Machine Learning Quick Start (3)

Source: Internet
Author: User

Machine Learning Quick Start (3)

Abstract: This article briefly describes how to use clustering to analyze the actual political trend of American senator through voting records

Statement: (the content of this article is not original, but it has been translated and summarized by myself. Please indicate the source for reprinting)

The content of this article Source: https://www.dataquest.io/mission/60/clustering-basics

 

The linear regression and classification used in the previous two articles are both supervised Machine Learning (training models based on existing data and predicting unknown data ), unsupervised learning is not an attempt to predict anything, but to find features in data. In unsupervised learning, an important method is clustering. Clustering Algorithms aggregate data with the same features in a group.

Raw data presentation

When the US Senate wants to pass a law, it is up to the senator to vote. These members mainly come from two political parties: Democrats and Republicans ), the data used now is the voting records of these members. Each row represents a member's situation (party-party, D stands for the Republican party, R stands for the Democratic party, and I stands for the non-partisan party, the third column represents the vote of a certain bill. 1 stands for favor, 0 stands for opposition, and 0.5 stands for waiver)
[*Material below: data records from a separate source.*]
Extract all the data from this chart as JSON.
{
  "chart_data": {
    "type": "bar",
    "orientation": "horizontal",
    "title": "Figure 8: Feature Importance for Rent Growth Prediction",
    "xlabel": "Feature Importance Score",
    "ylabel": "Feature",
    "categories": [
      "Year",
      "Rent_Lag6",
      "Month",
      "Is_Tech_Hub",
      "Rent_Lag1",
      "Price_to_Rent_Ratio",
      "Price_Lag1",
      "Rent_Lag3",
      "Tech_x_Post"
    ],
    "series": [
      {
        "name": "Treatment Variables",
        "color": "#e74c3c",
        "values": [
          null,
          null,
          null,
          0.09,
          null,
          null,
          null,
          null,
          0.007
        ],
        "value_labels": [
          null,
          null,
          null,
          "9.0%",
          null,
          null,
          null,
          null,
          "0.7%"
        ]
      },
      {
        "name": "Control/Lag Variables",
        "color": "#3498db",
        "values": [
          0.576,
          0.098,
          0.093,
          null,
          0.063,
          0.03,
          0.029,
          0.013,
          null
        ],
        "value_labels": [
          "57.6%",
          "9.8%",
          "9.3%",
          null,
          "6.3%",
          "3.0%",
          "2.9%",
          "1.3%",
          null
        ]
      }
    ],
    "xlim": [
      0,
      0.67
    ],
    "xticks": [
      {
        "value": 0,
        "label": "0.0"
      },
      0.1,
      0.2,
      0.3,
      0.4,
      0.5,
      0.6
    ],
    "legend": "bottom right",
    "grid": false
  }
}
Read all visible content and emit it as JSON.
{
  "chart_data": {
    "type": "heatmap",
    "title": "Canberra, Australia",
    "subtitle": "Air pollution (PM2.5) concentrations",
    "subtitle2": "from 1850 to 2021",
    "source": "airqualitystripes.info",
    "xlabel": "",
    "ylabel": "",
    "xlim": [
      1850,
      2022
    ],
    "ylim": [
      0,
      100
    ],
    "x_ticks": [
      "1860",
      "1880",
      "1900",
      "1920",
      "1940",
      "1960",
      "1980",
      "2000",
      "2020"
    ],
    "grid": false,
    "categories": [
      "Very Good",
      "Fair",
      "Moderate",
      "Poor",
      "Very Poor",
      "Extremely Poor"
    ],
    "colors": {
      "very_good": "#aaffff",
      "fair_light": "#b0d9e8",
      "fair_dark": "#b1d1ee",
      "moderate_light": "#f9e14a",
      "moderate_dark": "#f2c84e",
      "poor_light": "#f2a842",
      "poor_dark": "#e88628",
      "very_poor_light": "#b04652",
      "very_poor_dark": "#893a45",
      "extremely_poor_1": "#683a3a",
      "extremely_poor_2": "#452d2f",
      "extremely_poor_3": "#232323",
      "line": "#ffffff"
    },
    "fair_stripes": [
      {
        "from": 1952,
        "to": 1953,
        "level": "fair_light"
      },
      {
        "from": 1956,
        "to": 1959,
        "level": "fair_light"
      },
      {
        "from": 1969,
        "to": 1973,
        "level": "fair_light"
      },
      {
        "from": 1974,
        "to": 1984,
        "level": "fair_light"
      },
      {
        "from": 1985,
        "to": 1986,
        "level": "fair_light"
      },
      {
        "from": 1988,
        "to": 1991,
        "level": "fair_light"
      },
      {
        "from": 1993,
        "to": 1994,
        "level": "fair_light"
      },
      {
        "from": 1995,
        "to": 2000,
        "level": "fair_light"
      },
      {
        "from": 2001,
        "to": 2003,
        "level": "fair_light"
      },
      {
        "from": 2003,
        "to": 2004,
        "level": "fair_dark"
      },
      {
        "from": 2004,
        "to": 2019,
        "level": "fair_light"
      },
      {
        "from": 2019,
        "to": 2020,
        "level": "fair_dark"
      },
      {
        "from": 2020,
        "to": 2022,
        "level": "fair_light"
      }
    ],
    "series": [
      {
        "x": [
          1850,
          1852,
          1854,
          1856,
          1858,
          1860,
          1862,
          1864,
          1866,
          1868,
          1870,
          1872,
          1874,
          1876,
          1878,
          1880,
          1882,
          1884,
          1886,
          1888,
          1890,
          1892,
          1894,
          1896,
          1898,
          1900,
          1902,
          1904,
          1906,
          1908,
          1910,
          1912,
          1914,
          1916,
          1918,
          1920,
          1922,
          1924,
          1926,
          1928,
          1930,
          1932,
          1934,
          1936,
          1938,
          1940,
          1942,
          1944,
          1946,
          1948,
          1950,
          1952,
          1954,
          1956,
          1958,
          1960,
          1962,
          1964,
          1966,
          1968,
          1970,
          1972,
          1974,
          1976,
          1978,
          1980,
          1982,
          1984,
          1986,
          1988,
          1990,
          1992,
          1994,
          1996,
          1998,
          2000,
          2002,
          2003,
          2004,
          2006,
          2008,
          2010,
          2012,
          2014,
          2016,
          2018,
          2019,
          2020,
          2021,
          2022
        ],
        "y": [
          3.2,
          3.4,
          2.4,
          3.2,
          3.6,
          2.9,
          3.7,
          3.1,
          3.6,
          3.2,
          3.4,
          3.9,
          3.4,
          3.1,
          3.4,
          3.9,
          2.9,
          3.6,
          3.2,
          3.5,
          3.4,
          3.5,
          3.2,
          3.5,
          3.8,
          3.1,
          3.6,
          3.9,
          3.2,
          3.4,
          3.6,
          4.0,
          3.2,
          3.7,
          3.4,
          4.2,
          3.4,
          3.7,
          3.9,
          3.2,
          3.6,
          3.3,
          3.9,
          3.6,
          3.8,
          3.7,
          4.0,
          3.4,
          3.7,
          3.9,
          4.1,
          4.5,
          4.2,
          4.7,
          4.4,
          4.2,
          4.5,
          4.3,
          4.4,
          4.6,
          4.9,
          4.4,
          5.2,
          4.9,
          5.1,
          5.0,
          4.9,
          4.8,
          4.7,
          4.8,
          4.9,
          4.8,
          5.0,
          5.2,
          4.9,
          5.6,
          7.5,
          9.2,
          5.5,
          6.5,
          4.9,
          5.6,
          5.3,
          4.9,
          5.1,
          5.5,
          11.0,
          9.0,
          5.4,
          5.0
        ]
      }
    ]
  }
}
import pandasvotes = pandas.read_csv('114_congress.csv')

Print (votes ["party"]. value_counts ())

From sklearn. metrics. pairwise import euclidean_distancesprint (euclidean_distances (votes. iloc [0, 3:], votes. iloc [:]) # because the first three columns are not numeric type, data in the first three columns must be excluded.

Import pandas slave Rom sklearn. cluster import KMeans # The n_clusters parameter specifies the number of groups. random_state = 1 is used to reproduce the same result. kmeans_model = KMeans (n_clusters = 2, random_state = 1) # Use fit_transform () method To train the model senator_distances = kmeans_model.fit_transform (votes. iloc [:, 3:])

An ndarray is generated. Each row represents a member. The first column represents the distance between the member and the first group. The second column represents the distance between the member and the second group.

Labels = kmeans_model.labels_print (pd. crosstab (labels, votes ["party"])

Democratic_outliers = votes [(labels = 1) & (votes ["party"] = "D")]

Plt. scatter (x = senator_distances [:, 0], y = senator_distances [:, 1], c = labels) plt. show ()

Extremism = (senator_distances ** 3 ). sum (axis = 1) votes ["extremism"] = extremismvotes. sort ("extremism", inplace = True, ascending = False) # sort in descending order based on the radicals

 

Summary

Clustering is a powerful method used to find data features. When supervised machine learning methods are not making progress, you can try unsupervised learning methods. Generally, it is a good start to use unsupervised learning before using supervised learning methods.

Related Article

Contact Us

The content source of this page is from Internet, which doesn't represent Alibaba Cloud's opinion; products and services mentioned on that page don't have any relationship with Alibaba Cloud. If the content of the page makes you feel confusing, please write us an email, we will handle the problem within 5 days after receiving your email.

If you find any instances of plagiarism from the community, please send an email to: info-contact@alibabacloud.com and provide relevant evidence. A staff member will contact you within 5 working days.

A Free Trial That Lets You Build Big!

Start building with 50+ products and up to 12 months usage for Elastic Compute Service

  • Sales Support

    1 on 1 presale consultation

  • After-Sales Support

    24/7 Technical Support 6 Free Tickets per Quarter Faster Response

  • Alibaba Cloud offers highly flexible support services tailored to meet your exact needs.